Aksaray Murat Paşa Külliyesi

Murad Paşa Camii, İstanbul’un Fatih ilçesinin Yusufpaşa semtinde Millet Caddesi ile Vatan Caddesi’nin kesiştiği noktada Aksaray Meydanı’ndaki camidir.

Fatih Sultan Mehmet Han dönemi vezirlerinden Has Murad Paşa tarafından 1465-1471 yılları arasında yaptırıldı. İki fonksiyonlu Bursa Okulu üslubundadır. Duvarlar kesme taş ve tuğladır.

Aslında külliyedir. Ancak günümüze sadece cami ve hazinesinin bir kısmı gelebilmiştir. Erken Osmanlı plan tipini gösterir. 

Önü revaklı, son cemaat yeri olan, arka arkaya iki kubbesi bulunan, 2 hücreyle konumlandırılmış bir külliyedir.

Ayasofya Külliyesi

Ayasofya Külliyesi; Ayasofya’nın, çevresindeki yapılarla birlikte oluşturduğu bir külliyedir. Külliye kapsamında türbeler, sıbyan mektebi, medrese, kütüphane, imaret gibi yapılar bulunur.

Ayasofya avlusunda ilk türbe, Mimar Sinan tarafından II. Selim Han için inşa edildi. Mimar Davud Ağa tarafından III. Murad Han, 17. yüzyıl başında ise III. Mehmed Han için birer türbe inşa edildi. Sonrasında ise Şehzadeler Türbesi eklendi. 1639’da vefat eden I. Mustafa Han için, yapının camiye dönüştürülmesinden beri yağhâne olarak kullanılan vaftizhane, bir türbeye dönüştürüldü. 1648’de vefat eden Sultan İbrahim’in naaşı da buraya defnedildi.

Beşiktaş Sinan Paşa Külliyesi

Beşiktaş’ta Barbaros Bulvarı ile Beşiktaş caddesinin birleştiği noktada yer alan külliye Mimar Sinan’ın eseri olup cami, medrese, mektep ve çifte hamamdan oluşmaktadır. Külliyenin bânisi Kaptanıderyâ Sinan Paşa, külliyenin inşası bitmeden vefat etmiş (960/1553) ve külliye onun ölümünden sonra tamamlanmıştır. Kitâbesinde bitiriliş tarihi 963 (1555-56) olarak verilmektedir. Sinan Paşa’nın büyük ihtimalle caminin yanında yapılmasını istediği türbe yapılamamış, vefatında Üsküdar Mihrimah Sultan Camii hazîresine gömülmüştür.

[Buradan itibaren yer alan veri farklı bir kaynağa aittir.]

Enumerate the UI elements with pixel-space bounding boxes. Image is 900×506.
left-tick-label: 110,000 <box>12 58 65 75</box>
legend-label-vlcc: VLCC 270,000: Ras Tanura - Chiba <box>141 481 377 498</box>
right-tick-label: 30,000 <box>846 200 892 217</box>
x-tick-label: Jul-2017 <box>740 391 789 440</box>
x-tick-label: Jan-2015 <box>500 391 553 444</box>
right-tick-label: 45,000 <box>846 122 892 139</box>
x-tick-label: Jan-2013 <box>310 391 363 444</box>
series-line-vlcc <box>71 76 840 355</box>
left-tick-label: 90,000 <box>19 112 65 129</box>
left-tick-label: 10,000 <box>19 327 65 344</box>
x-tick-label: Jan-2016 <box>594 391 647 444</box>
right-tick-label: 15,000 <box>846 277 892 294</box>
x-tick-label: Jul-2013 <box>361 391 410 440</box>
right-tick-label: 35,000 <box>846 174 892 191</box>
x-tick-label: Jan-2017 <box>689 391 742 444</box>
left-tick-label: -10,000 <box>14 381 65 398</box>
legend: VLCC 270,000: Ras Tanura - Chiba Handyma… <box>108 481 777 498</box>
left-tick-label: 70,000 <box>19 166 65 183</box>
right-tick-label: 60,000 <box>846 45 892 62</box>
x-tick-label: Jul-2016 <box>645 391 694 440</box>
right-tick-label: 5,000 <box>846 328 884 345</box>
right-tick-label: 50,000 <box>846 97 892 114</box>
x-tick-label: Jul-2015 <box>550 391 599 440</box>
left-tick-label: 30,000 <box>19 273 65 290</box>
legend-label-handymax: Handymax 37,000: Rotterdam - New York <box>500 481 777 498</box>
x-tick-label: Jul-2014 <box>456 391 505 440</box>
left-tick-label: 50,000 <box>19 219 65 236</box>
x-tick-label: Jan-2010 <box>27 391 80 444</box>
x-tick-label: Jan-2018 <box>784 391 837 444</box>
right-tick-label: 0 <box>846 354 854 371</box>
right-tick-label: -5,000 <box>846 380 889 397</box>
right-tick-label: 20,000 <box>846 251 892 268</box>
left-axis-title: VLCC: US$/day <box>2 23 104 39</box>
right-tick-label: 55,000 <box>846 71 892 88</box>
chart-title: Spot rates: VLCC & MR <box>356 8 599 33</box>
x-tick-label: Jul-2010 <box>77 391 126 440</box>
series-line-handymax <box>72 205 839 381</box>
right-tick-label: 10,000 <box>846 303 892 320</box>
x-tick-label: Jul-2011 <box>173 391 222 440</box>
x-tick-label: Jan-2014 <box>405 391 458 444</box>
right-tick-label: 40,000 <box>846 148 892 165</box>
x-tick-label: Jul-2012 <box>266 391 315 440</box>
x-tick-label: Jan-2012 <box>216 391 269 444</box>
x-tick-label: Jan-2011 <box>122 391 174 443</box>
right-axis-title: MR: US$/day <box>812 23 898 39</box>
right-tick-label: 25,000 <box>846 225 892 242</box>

Beşiktaş Yahya Efendi Külliyesi

İstanbul Beşiktaş ilçesi Yıldız mahallesinde Çırağan caddesine bağlanan Yahyâ Efendi çıkmazında yer almaktadır; kuruluşu 945 (1538) yıllarına kadar götürülebilir. Şeyh Yahyâ Efendi’nin kendi imkânları ile satın aldığı geniş arazi daha sonra Yıldız ve Çırağan saraylarının arazilerine katılan geniş bir parçayı, ayrıca Yüksek Denizcilik Okulu’nun arsasını da içine almakta, Yıldız tepesinden Boğaziçi kıyısına kadar kesintisiz uzanmaktaydı. Yahyâ Efendi burada mescid-tevhidhâne, medrese, hamam, çeşme ve evlerden oluşan bir külliye niteliğindeki ilk tekkeyi tesis etmiş, çevresini bağlar ve çiçek bahçeleriyle donatmıştır. İlk tekkenin çekirdeğini Yahyâ Efendi’nin mescid-tevhidhâne olarak kullandığı evinin teşkil ettiği anlaşılmaktadır. Daha sonra Velizâde Ahmed Efendi adında bir kişinin minber ilâvesiyle mekân cami-tevhidhâneye dönüşmüş, bu arada tekkenin bulunduğu yere kemerlerle su getirilmiştir.